Throughout the Quapaw Quarter, many small and large homes from the Antebellum and Victorian eras can be found, in addition to several examples of Craftsman-style architecture. Scott, Center, and Spring streets, in particular, are where many such homes stand today. The exterior of the Villa Marre, one such home, was known nationally as the outside of the home containing the office of Sugarbaker Designs, the fictional Atlanta-based interior design firm on the CBS sitcom Designing Women. The actual home is along Little Rock's Scott Street, and has been a former home for the office of the Quapaw Quarter Association, the chief organization that sponsors historic preservation efforts in the area.

==Notable Quapaw Quarter neighborhoods==
===Governor's Mansion District===
Along with the Villa Marre, the exterior of the Arkansas Governor's Mansion was also featured on Designing Women, shown as the home of Suzanne Sugarbaker.

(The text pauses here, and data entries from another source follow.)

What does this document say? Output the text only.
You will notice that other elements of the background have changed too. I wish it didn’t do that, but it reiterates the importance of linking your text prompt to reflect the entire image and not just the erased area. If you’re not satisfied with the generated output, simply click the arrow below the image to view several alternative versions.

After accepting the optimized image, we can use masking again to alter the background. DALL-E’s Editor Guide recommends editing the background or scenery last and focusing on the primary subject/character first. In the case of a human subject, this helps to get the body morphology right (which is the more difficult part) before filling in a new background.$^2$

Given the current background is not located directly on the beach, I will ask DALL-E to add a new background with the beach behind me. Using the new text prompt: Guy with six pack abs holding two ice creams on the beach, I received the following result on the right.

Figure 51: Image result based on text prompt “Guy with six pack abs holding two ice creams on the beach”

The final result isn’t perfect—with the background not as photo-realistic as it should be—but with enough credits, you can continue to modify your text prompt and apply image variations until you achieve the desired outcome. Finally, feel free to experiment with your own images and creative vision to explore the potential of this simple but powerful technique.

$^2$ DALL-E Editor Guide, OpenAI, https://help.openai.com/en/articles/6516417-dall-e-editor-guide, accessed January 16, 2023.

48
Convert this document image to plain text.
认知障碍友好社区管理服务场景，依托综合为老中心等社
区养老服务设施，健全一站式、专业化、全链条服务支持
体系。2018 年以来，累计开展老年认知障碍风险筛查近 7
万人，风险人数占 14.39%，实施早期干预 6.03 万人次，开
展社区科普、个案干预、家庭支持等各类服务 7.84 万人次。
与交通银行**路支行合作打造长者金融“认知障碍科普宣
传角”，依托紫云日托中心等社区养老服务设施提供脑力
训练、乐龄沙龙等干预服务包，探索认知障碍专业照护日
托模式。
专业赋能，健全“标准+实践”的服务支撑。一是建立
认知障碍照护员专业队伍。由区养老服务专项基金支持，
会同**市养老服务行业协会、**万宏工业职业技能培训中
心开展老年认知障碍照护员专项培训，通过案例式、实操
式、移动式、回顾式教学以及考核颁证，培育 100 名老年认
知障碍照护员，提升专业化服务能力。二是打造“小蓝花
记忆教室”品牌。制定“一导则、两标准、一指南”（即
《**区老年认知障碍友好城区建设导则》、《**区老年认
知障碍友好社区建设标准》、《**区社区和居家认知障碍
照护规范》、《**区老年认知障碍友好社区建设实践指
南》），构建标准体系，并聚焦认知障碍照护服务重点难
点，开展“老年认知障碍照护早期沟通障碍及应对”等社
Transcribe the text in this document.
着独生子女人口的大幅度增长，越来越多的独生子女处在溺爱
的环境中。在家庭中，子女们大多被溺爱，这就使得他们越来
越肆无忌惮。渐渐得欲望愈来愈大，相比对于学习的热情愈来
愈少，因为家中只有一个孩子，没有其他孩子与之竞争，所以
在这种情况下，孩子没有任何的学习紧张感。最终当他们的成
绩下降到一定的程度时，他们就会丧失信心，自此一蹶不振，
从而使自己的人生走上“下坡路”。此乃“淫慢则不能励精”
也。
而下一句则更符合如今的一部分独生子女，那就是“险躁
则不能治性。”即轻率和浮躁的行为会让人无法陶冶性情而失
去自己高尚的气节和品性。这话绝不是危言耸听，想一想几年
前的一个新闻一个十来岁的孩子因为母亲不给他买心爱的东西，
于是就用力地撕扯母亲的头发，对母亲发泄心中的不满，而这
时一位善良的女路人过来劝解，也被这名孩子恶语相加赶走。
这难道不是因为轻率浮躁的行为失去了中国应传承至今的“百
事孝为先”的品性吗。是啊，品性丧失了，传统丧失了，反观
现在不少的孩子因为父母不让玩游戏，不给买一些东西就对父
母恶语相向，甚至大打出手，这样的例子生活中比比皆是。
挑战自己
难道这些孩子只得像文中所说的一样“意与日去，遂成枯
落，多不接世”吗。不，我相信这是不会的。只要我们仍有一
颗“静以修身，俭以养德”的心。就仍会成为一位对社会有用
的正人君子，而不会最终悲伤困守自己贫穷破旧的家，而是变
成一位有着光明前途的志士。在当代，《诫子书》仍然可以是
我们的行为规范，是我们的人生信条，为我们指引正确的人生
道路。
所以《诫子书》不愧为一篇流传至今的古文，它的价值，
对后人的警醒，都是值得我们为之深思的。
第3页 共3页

The mansion and its grounds comprise a city block, dividing Center Street in its 1800-numbered block, and anchor the city's Governor's Mansion Historic District, encompassing many homes and businesses along and around lower Broadway. The first official residence of Arkansas's governors opened on January 10, 1950, to a week-long open house for all Arkansans. The Georgian Colonial Revival home was renovated and expanded from 2000 through 2002, reopening for the inauguration of Mike Huckabee's second full term as Governor of Arkansas in early 2003.

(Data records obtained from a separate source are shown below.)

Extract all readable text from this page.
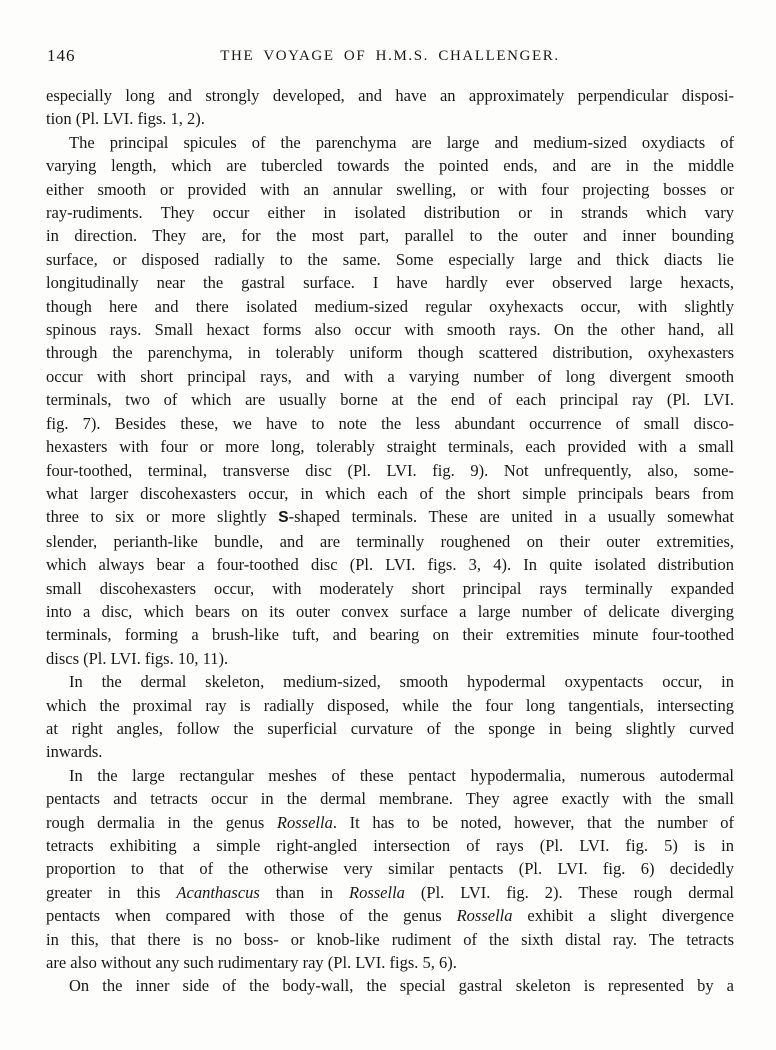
146	THE VOYAGE OF H.M.S. CHALLENGER.
especially long and strongly developed, and have an approximately perpendicular disposi-
tion (Pl. LVI. figs. 1, 2).
The principal spicules of the parenchyma are large and medium-sized oxydiacts of
varying length, which are tubercled towards the pointed ends, and are in the middle
either smooth or provided with an annular swelling, or with four projecting bosses or
ray-rudiments. They occur either in isolated distribution or in strands which vary
in direction. They are, for the most part, parallel to the outer and inner bounding
surface, or disposed radially to the same. Some especially large and thick diacts lie
longitudinally near the gastral surface. I have hardly ever observed large hexacts,
though here and there isolated medium-sized regular oxyhexacts occur, with slightly
spinous rays. Small hexact forms also occur with smooth rays. On the other hand, all
through the parenchyma, in tolerably uniform though scattered distribution, oxyhexasters
occur with short principal rays, and with a varying number of long divergent smooth
terminals, two of which are usually borne at the end of each principal ray (Pl. LVI.
fig. 7). Besides these, we have to note the less abundant occurrence of small disco-
hexasters with four or more long, tolerably straight terminals, each provided with a small
four-toothed, terminal, transverse disc (Pl. LVI. fig. 9). Not unfrequently, also, some-
what larger discohexasters occur, in which each of the short simple principals bears from
three to six or more slightly S-shaped terminals. These are united in a usually somewhat
slender, perianth-like bundle, and are terminally roughened on their outer extremities,
which always bear a four-toothed disc (Pl. LVI. figs. 3, 4). In quite isolated distribution
small discohexasters occur, with moderately short principal rays terminally expanded
into a disc, which bears on its outer convex surface a large number of delicate diverging
terminals, forming a brush-like tuft, and bearing on their extremities minute four-toothed
discs (Pl. LVI. figs. 10, 11).
In the dermal skeleton, medium-sized, smooth hypodermal oxypentacts occur, in
which the proximal ray is radially disposed, while the four long tangentials, intersecting
at right angles, follow the superficial curvature of the sponge in being slightly curved
inwards.
In the large rectangular meshes of these pentact hypodermalia, numerous autodermal
pentacts and tetracts occur in the dermal membrane. They agree exactly with the small
rough dermalia in the genus Rossella. It has to be noted, however, that the number of
tetracts exhibiting a simple right-angled intersection of rays (Pl. LVI. fig. 5) is in
proportion to that of the otherwise very similar pentacts (Pl. LVI. fig. 6) decidedly
greater in this Acanthascus than in Rossella (Pl. LVI. fig. 2). These rough dermal
pentacts when compared with those of the genus Rossella exhibit a slight divergence
in this, that there is no boss- or knob-like rudiment of the sixth distal ray. The tetracts
are also without any such rudimentary ray (Pl. LVI. figs. 5, 6).
On the inner side of the body-wall, the special gastral skeleton is represented by a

===MacArthur Park Historic District===
The MacArthur Park Historic District, dedicated in 1981, adjoins the city's MacArthur Park along East 9th Street, including the Arkansas Arts Center, and the circa-1840 Tower Building of the Little Rock Arsenal. This building in the district contains the birthplace of General Douglas MacArthur, a foremost commander of American forces in the Pacific Theater during World War II.

===South Main Residential Historic District===
The South Main Residential Historic District — nicknamed SoMa by some area locals — was added to the National Register of Historic Places in 2007 according to the Department of Arkansas Heritage. The district, which runs along South Main Street between 19th and 24th streets, is notable for its assortment of quality late 19th and early 20th century residential architecture, including the Queen Anne, Craftsman, and Colonial Revival styles.

==Area landmarks==
===Mount Holly Cemetery===

Another area landmark is Mount Holly Cemetery, at the intersection of 12th and Broadway streets, with one of the largest collections of gravesites of notable Arkansans, from past governors, senators, and mayors to Confederate spy David Owen Dodd and Arkansas Gazette founder William E. Woodruff. The cemetery dates from 1843, and is among the several locations throughout the Quapaw Quarter on the National Register of Historic Places.

===Notable businesses===
The edge of the Quapaw Quarter, near the downtown central business district, contains the headquarters of the Arkansas Democrat-Gazette, the state's largest newspaper, with roots in the Arkansas Gazette founded in 1819, and the Arkansas Democrat founded in 1878. Its headquarters are in a circa-1904 building at the intersection of East Capitol Avenue and Scott Street that formerly housed a branch of the YMCA.
Boulevard Bread Company has an outlet on Main Street.